“Nakal Berbatas Puisi” sebagai Bentuk Ekspresi Erotisme Estetik dalam Komunikasi Digital
![]() |
| Ilustrasi nakal berbatas puisi (Pic: Meta AI) |
Nakal berbatas puisi bukan sekadar gaya bicara, melainkan praktik komunikasi afektif dan artistik yang bukan sekadar “menggoda”—melainkan mengikat, dalam rima dan makna
Istilah “nakal berbatas puisi” merupakan bentuk ekspresi semiotik yang muncul dalam ruang komunikasi personal dan digital.
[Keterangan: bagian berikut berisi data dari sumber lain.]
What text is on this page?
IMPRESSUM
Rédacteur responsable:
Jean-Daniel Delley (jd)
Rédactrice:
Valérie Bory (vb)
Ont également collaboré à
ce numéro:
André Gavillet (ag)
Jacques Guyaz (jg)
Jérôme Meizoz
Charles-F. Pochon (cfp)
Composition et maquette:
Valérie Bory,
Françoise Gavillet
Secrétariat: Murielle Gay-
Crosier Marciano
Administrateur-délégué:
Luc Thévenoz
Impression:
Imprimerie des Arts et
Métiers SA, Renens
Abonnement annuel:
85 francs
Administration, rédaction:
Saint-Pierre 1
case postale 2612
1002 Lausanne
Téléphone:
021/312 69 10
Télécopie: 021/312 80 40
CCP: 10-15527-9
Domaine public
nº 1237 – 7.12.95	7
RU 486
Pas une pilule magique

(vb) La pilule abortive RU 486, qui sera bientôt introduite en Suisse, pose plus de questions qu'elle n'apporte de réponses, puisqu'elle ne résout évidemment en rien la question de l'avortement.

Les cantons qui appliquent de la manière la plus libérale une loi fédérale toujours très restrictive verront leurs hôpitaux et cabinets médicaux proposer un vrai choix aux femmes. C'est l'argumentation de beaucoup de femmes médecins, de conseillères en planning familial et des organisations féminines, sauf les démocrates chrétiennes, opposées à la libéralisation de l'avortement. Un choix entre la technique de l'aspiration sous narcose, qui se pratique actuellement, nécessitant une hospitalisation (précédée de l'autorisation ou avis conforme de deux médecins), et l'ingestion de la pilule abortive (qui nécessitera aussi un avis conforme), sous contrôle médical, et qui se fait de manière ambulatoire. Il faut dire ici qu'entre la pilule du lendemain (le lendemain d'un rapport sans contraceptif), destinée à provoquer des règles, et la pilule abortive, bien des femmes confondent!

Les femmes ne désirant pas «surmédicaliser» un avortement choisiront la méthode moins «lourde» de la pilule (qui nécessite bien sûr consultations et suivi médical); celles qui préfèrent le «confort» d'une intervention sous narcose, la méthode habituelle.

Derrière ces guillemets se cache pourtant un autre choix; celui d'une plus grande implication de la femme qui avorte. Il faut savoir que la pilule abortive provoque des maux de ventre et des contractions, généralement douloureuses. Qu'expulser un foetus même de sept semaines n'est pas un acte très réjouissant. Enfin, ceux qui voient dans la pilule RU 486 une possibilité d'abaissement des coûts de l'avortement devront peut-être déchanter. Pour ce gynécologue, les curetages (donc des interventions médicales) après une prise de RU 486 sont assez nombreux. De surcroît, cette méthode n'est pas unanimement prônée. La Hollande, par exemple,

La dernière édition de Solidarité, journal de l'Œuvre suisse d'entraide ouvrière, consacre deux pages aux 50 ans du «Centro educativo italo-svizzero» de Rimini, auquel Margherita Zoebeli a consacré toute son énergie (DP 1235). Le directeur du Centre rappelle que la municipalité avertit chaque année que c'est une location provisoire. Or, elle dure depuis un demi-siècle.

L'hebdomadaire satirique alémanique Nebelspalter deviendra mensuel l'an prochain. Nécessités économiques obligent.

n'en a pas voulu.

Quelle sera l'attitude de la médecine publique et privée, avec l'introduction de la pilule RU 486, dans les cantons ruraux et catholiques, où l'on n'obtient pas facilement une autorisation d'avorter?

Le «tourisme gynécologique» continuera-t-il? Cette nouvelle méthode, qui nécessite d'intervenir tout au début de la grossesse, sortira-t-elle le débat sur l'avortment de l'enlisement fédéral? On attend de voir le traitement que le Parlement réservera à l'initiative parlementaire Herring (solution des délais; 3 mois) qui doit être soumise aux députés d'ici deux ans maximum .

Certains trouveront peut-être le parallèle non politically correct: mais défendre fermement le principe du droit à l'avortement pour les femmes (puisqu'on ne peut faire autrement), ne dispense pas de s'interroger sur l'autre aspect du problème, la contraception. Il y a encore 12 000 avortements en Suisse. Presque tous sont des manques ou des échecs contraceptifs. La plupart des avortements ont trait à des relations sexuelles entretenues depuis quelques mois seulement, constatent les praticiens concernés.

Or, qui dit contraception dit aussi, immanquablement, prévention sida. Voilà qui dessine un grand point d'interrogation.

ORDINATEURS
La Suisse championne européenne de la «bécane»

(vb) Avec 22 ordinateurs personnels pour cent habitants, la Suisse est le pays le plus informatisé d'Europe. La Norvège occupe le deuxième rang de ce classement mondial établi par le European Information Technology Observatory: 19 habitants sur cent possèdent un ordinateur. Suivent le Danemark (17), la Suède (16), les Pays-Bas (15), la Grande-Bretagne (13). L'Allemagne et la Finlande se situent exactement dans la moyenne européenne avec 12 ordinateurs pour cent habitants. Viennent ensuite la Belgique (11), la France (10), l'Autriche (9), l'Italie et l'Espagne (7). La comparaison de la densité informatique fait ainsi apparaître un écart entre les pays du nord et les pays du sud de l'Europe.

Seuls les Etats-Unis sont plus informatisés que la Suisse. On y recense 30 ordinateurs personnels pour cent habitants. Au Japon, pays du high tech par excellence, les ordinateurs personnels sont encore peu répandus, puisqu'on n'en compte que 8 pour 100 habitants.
Frasa ini merepresentasikan dorongan erotik yang dikemas dalam estetika sastra, menciptakan sebuah ruang aman untuk mengekspresikan hasrat secara implisit namun intens.
Dimensi Linguistik
Secara linguistik, frasa ini mengandung dua dikotomi:
• “Nakal” adalah penanda konotatif terhadap dorongan spontan, erotik, atau playful.
• “Berbatas puisi” menandakan adanya kendali, struktur, serta bentuk ekspresi yang dikurasi dalam estetika bahasa.
Gabungan keduanya menghasilkan frasa paradoxical yang menyiratkan kontrol dalam gairah, atau keteraturan dalam ketidakteraturan, yang sangat khas dalam metafora puisi erotik.
Perspektif Psikologi Komunikasi
Dalam konteks hubungan romantik digital:
• “Nakal berbatas puisi” berfungsi sebagai strategi komunikasi afektif yang menjaga intensitas emosional sekaligus memperhalus hasrat.
• Ini menciptakan keintiman tanpa vulgaritas, yang memungkinkan afeksi tumbuh melalui simbol, bukan eksplisitasi tubuh.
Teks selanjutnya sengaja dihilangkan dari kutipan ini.